COPD Treatment options vary based on how severe your COPD is. Although COPD is incurable, many treatments are available to help improve your quality of life. There are many ways to improve your health and breathe better off using alternative methods such as using oxygen therapy. Oxygen therapy is one of the most popular COPD treatments because it does not use medication. In fact, there are no medications involved with using oxygen therapy.

There are many types of medicines that can be used to treat COPD symptoms such as: Antibiotics, Enzymes, inhaled corticosteroids, Humidifiers, and Lifestyle change. However, these medications come with risks, so you should talk to your doctor before taking any of them. If you are already taking medications for another illness, talk to your doctor about the side effects of taking the medications. For example, if you are taking a calcium supplement for osteoporosis, you may experience nausea, dizziness, or loss of appetite. If you experience any of these symptoms, talk to your doctor about the possible benefits of implementing oxygen therapy.

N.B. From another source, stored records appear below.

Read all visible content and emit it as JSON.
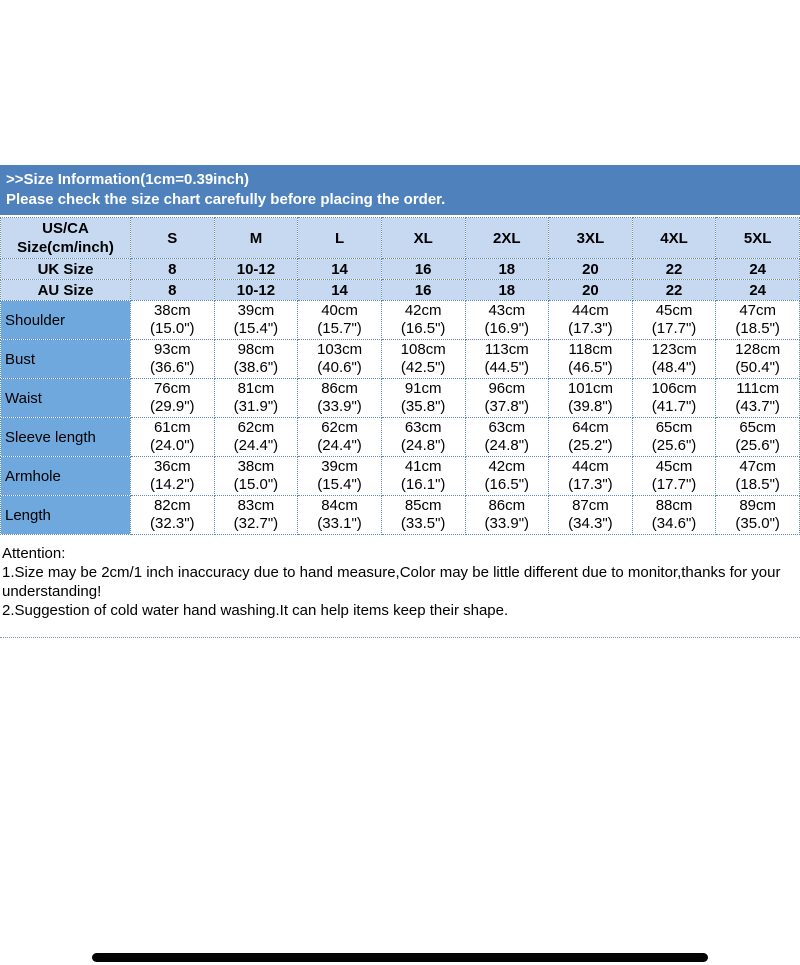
{
  "banner": {
    "line1": ">>Size Information(1cm=0.39inch)",
    "line2": "Please check the size chart carefully before placing the order.",
    "bg_color": "#4f81bd",
    "text_color": "#ffffff"
  },
  "size_table": {
    "corner_header_lines": [
      "US/CA",
      "Size(cm/inch)"
    ],
    "sizes": [
      "S",
      "M",
      "L",
      "XL",
      "2XL",
      "3XL",
      "4XL",
      "5XL"
    ],
    "intl_rows": [
      {
        "label": "UK Size",
        "values": [
          "8",
          "10-12",
          "14",
          "16",
          "18",
          "20",
          "22",
          "24"
        ]
      },
      {
        "label": "AU Size",
        "values": [
          "8",
          "10-12",
          "14",
          "16",
          "18",
          "20",
          "22",
          "24"
        ]
      }
    ],
    "measurement_rows": [
      {
        "label": "Shoulder",
        "cells": [
          [
            "38cm",
            "(15.0\")"
          ],
          [
            "39cm",
            "(15.4\")"
          ],
          [
            "40cm",
            "(15.7\")"
          ],
          [
            "42cm",
            "(16.5\")"
          ],
          [
            "43cm",
            "(16.9\")"
          ],
          [
            "44cm",
            "(17.3\")"
          ],
          [
            "45cm",
            "(17.7\")"
          ],
          [
            "47cm",
            "(18.5\")"
          ]
        ]
      },
      {
        "label": "Bust",
        "cells": [
          [
            "93cm",
            "(36.6\")"
          ],
          [
            "98cm",
            "(38.6\")"
          ],
          [
            "103cm",
            "(40.6\")"
          ],
          [
            "108cm",
            "(42.5\")"
          ],
          [
            "113cm",
            "(44.5\")"
          ],
          [
            "118cm",
            "(46.5\")"
          ],
          [
            "123cm",
            "(48.4\")"
          ],
          [
            "128cm",
            "(50.4\")"
          ]
        ]
      },
      {
        "label": "Waist",
        "cells": [
          [
            "76cm",
            "(29.9\")"
          ],
          [
            "81cm",
            "(31.9\")"
          ],
          [
            "86cm",
            "(33.9\")"
          ],
          [
            "91cm",
            "(35.8\")"
          ],
          [
            "96cm",
            "(37.8\")"
          ],
          [
            "101cm",
            "(39.8\")"
          ],
          [
            "106cm",
            "(41.7\")"
          ],
          [
            "111cm",
            "(43.7\")"
          ]
        ]
      },
      {
        "label": "Sleeve length",
        "cells": [
          [
            "61cm",
            "(24.0\")"
          ],
          [
            "62cm",
            "(24.4\")"
          ],
          [
            "62cm",
            "(24.4\")"
          ],
          [
            "63cm",
            "(24.8\")"
          ],
          [
            "63cm",
            "(24.8\")"
          ],
          [
            "64cm",
            "(25.2\")"
          ],
          [
            "65cm",
            "(25.6\")"
          ],
          [
            "65cm",
            "(25.6\")"
          ]
        ]
      },
      {
        "label": "Armhole",
        "cells": [
          [
            "36cm",
            "(14.2\")"
          ],
          [
            "38cm",
            "(15.0\")"
          ],
          [
            "39cm",
            "(15.4\")"
          ],
          [
            "41cm",
            "(16.1\")"
          ],
          [
            "42cm",
            "(16.5\")"
          ],
          [
            "44cm",
            "(17.3\")"
          ],
          [
            "45cm",
            "(17.7\")"
          ],
          [
            "47cm",
            "(18.5\")"
          ]
        ]
      },
      {
        "label": "Length",
        "cells": [
          [
            "82cm",
            "(32.3\")"
          ],
          [
            "83cm",
            "(32.7\")"
          ],
          [
            "84cm",
            "(33.1\")"
          ],
          [
            "85cm",
            "(33.5\")"
          ],
          [
            "86cm",
            "(33.9\")"
          ],
          [
            "87cm",
            "(34.3\")"
          ],
          [
            "88cm",
            "(34.6\")"
          ],
          [
            "89cm",
            "(35.0\")"
          ]
        ]
      }
    ],
    "colors": {
      "header_bg": "#c6d9f1",
      "label_column_bg": "#6fa8dc",
      "border_dotted": "#5b8ac6"
    }
  },
  "attention": {
    "title": "Attention:",
    "note1": "1.Size may be 2cm/1 inch inaccuracy due to hand measure,Color may be little different due to monitor,thanks for your understanding!",
    "note2": "2.Suggestion of cold water hand washing.It can help items keep their shape."
  }
}
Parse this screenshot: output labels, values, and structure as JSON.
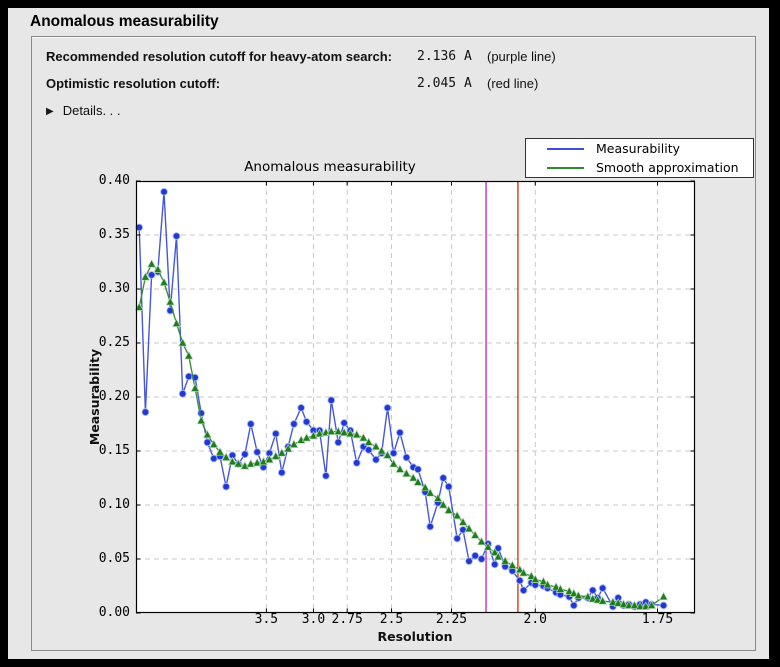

Oxygen therapy for COPD has many benefits, including the ability to alleviate symptoms such as short-acting breathlessness, severe coughing, shortness of breath, and chest pain. This form of treatment can also help improve other symptoms such as depression, anxiety, and frustration. Furthermore, long-acting bronchodilators can reduce lung problems, such as pneumonia and COPD (acute obstructive pulmonary disease). Long-acting bronchodilators such as Flovent, Exbucci, and Montelukast can also control wheezing, lung problems, and shortness of breath, making them great additions to any COPD treatment plan.

Long-acting bronchodilator therapy can usually be started after a week of short-acting agents if there are no signs of improvement. You may need to start with a low dose and increase it by one half of a bag per minute over a number of weeks to reach your target level of lung capacity. Once you have reached your target level of capacity, you will continue to take the long-acting bronchodilators until the time of your next visit to the doctor. Talk to your COPD specialist about the number of months you need to take continuous or short-acting bronchodilators in order to maintain COPD treatments.

If your COPD symptoms are less severe, your doctor may recommend that you try a more intense form of therapy. Your doctor may prescribe a more potent form of medication that can help bring your breathing back into normal range. If your COPD treatment includes an aggressive effort to improve your lung function, your doctor may recommend that you take a more powerful dose of medication. This type of COPD treatment, called maintenance corticosteriod drugs, is designed to control your COPD symptoms and prevent COPD progression. These powerful drugs can cause serious side effects, so it’s important to talk to your doctor about the risks and benefits of these medications.